Sublinhe-se que, sem prejuízo, como não poderia deixar de ser, da aplicação integral da Convenção de Genebra de 1951, completada pelo Protocolo de Nova Iorque de 31 de janeiro de 1967, a qual assegura que ninguém será enviado para onde possa ser novamente alvo de perseguições ou de maus tratos e ofensas, o Regulamento (EU) nº 604/2013 do Parlamento Europeu e do Conselho de 26 de julho de 2013, criou critérios objetivos e equitativos quanto à determinação do Estado-Membro responsável pela análise de um pedido de proteção internacional, assegurando a igualdade de tratamento de todos os Requerentes e beneficiários de proteção internacional.(...)".
23.ª Na mesma linha, veja-se sentença proferida pelo TACL, no Processo nº 1741/18.lBELSB, a qual também desde já subscrevemos:
(...) como explicita o TJUE, "O artigo 49 da Carta dos Direitos Fundamentais da União Europeia deve ser interpretado no sentido de que: - mesmo não havendo razões sérias para crer na existência de falhas sistémicas no Estado-Membro responsável pela análise do pedido de asilo, a transferência de um requerente de asilo no âmbito do Regulamento n.º 603/2013 só pode ser feita em condições que excluam que essa transferência implique um risco real e comprovado de o interessado sofrer tratos desumanos ou degradantes, na aceção desse artigo (...)." (itálico nosso) -cfr. acórdão do Tribunal de Justiça de 16/02/2017. proferido no proc. nº C-578/16 PPU (disponível em www.curia.europa.eu).
(...)
A este propósito, há que sublinhar, também, que no que respeita às condições de acolhimento no Estado-Membro responsável, este está vinculado pela Diretiva 2013/33/UE, do Parlamento Europeu e do Conselho, de 26 de junho de 2013, que estabelece normas em matéria de acolhimento dos requerentes de proteção internacional.
Assim, e em conformidade com a confiança mútua entre os Estados-Membros no âmbito do SECA, existe uma forte presunção de que as condições materiais de acolhimento oferecidas aos requerentes de proteção internacional nos Estados-Membros serão adequadas, com respeito pelo Direito da União e pelos direitos fundamentais.

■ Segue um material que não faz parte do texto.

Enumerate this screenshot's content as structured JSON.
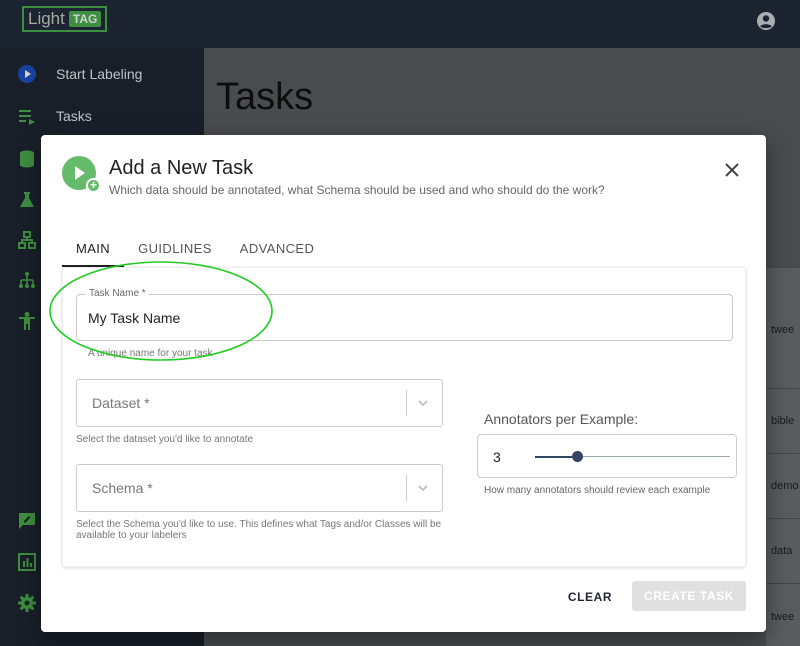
{
  "app": {
    "logo_text": "Light",
    "logo_badge": "TAG",
    "account_icon": "account-circle-icon"
  },
  "sidebar": {
    "items": [
      {
        "label": "Start Labeling",
        "icon": "play-circle-icon"
      },
      {
        "label": "Tasks",
        "icon": "playlist-play-icon"
      }
    ],
    "icons_only": [
      "database-icon",
      "flask-icon",
      "schema-icon",
      "sitemap-icon",
      "person-icon",
      "feedback-icon",
      "bar-chart-icon",
      "gear-icon"
    ]
  },
  "page": {
    "title": "Tasks",
    "row_labels": [
      "twee",
      "bible",
      "demo",
      "data",
      "twee"
    ]
  },
  "dialog": {
    "title": "Add a New Task",
    "subtitle": "Which data should be annotated, what Schema should be used and who should do the work?",
    "tabs": [
      {
        "label": "MAIN",
        "active": true
      },
      {
        "label": "GUIDLINES",
        "active": false
      },
      {
        "label": "ADVANCED",
        "active": false
      }
    ],
    "task_name": {
      "label": "Task Name *",
      "value": "My Task Name",
      "helper": "A unique name for your task"
    },
    "dataset": {
      "placeholder": "Dataset *",
      "helper": "Select the dataset you'd like to annotate"
    },
    "schema": {
      "placeholder": "Schema *",
      "helper": "Select the Schema you'd like to use. This defines what Tags and/or Classes will be available to your labelers"
    },
    "annotators": {
      "label": "Annotators per Example:",
      "value": "3",
      "slider_fraction": 0.22,
      "helper": "How many annotators should review each example"
    },
    "buttons": {
      "clear": "CLEAR",
      "create": "CREATE TASK"
    }
  },
  "colors": {
    "accent_green": "#4caf50",
    "primary_navy": "#1f2633",
    "highlight_green": "#22cc22"
  }
}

Neste sentido, vejam-se as considerações expendidas no acórdão do Tribunal de Justiça, de 21/12/2011, proferido nos processos apensos n.º 5 C-411/10 e c-493/10 (disponível em www.curia.europa.eu) (...).
Em face do exposto, considerando o princípio segundo o qual os pedidos são analisados por um único Estado-Membro, determinado em função dos critérios enunciados no capítulo III, do citado Regulamento, conforme dispõem os arts. 3º, 7º, nº 2, 18º, nº 1, al. b) e 23º, não estão reunidos os pressupostos legais para que o pedido de proteção internacional formulado pelo Autor possa ser apreciado por Portugal, como decidiu a Entidade Demandada, não cabendo, pois, às autoridades portuguesas proferir decisão de mérito acerca desse pedido (...).
No caso vertente, reitere-se, não ocorre a violação dos referidos princípios, em virtude de a decisão ora impugnada não ter considerado as circunstâncias pessoais do requerente para efeitos de concessão de proteção internacional, porquanto, não estão reunidos os pressupostos legais para que o pedido de proteção internacional formulado pelo Autor possa ser apreciado em território nacional, não competindo às autoridades portuguesas analisar e proferir decisão acerca desse pedido, para efeitos de saber se ao requerente deve ou não ser concedido o direito de asilo. Tal decisão deverá ser emitida pelo Estado responsável pela análise do pedido (...)."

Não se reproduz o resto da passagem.